Belia, aku tak pernah memaksa cinta. bukan pula berdendang amarah. yang ku pintah adalah kebeningan untuk menyampaikan. Walau sepucuk surat tak bernama. Di balik kerudungmu aku menyemat doa kiranya kita kuat di jalan ini sembari memadu hidup. Biarlah doa menyimpulkan.
Kita tak mungkin bersama lagi. itu pilihan teramat berat, Belia. Namun garis kehidupan telah di tentukan. di bebatuan ceper bergerigi aku tetap menghitung hari, mengeja wajahmu.
Jikalau kamu menerima surat ini, janganlah bersedih dan muram mukamu. jangan pula mengairkan air mata. ku tak mau kamu bersedih hanya karena diri ini. Kontas Rosario yang ku beri sebagai hadiah di ulang tahunmu biarlah menjadi kekuatan jiwamu dan aku agar bisa menapak jalan ini. Katub itu, Belia.
Aku bahagia melihatmu memakai kerudung putih dengan balutan biru. kamu telah menjadi suster, Belia. Bahagiamu juga bahagiaku. jadilah dirimu sendiri. layanlah umatmu dengan tulus hati. jangan sombong. jangan pula memilah dalam pelayanan. tua ataupun mudah, kaya maupun miskin mereka adalah milik Tuhan. tetaplah berkarya dalam kebajikan.
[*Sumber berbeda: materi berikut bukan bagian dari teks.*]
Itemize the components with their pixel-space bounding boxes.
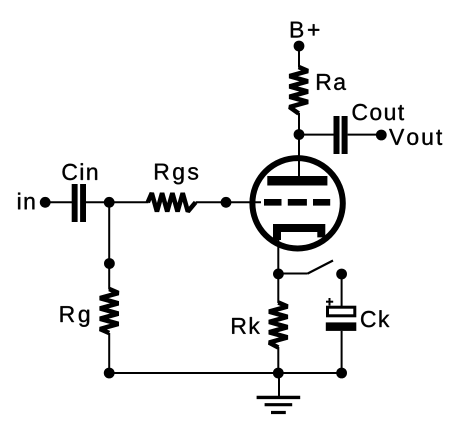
label Rg [61,306,90,327]
wire Cout to Vout [348,134,381,136]
tube V1 grid dashes [264,199,330,206]
label Ra [317,74,346,90]
tube V1 cathode [277,228,321,240]
switch SW1 blade (open) [308,261,334,274]
resistor Ra [290,67,308,114]
capacitor Cin [72,184,86,222]
wire Rgs to tube grid [196,201,261,203]
wire cathode node to switch pivot [278,273,307,275]
net label B+ [291,22,319,38]
wire Rg to ground rail [108,333,110,373]
wire anode node to Cout [299,134,334,136]
resistor Rgs [148,193,196,211]
wire B+ to Ra [298,46,300,68]
capacitor Cout [334,116,348,154]
resistor Rk [269,303,287,348]
resistor Rg [100,289,118,333]
wire grid node down to Rg [108,202,110,289]
label Cin [63,163,98,180]
ground symbol [257,397,301,412]
node Vout terminal dot [376,130,387,141]
wire Cin to grid node [86,201,149,203]
capacitor Ck polarity plus sign [326,298,333,306]
wire cathode node to Rk [277,274,279,303]
node anode junction dot [294,129,305,140]
node rail left junction dot [104,368,115,379]
wire switch to Ck [341,274,343,307]
net label Vout [389,129,442,145]
wire rail to ground symbol [278,373,280,397]
node Cin/Rg junction dot [104,197,115,208]
wire Ck to ground rail [341,331,343,373]
node rail center junction dot [273,368,284,379]
tube V1 envelope circle [252,158,342,248]
label Rk [232,317,260,334]
node Rg top junction dot [104,258,115,269]
label Rgs [155,164,198,185]
wire Rk to ground rail [277,347,279,373]
node rail right junction dot [336,368,347,379]
tube V1 anode plate bar [267,176,327,186]
label Ck [361,310,389,327]
label Cout [353,104,404,120]
wire ground rail [109,372,341,374]
node in terminal dot [40,197,51,208]
node B+ terminal dot [294,41,305,52]
node switch terminal dot [336,269,347,280]
capacitor Ck negative plate [326,322,357,331]
wire Ra to anode node and tube plate [298,113,300,177]
node cathode junction dot [273,269,284,280]
wire in to Cin [45,201,72,203]
capacitor Ck positive plate [328,307,355,316]
net label in [18,193,34,210]
wire cathode lead to cathode node [277,238,279,274]
node grid wire junction dot [221,197,232,208]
Aku masih setia memegang tofa dan parang peninggalan bapakku dulu untuk bekerja. Satu satunya alat untuk menabur kehidupan. Aku bangga menjadi anak petani walau ke dua tiang kehidupanku telah patah. Aku berusaha dan kitapun berusaha. dalam doa kita tetap memberi dukungan.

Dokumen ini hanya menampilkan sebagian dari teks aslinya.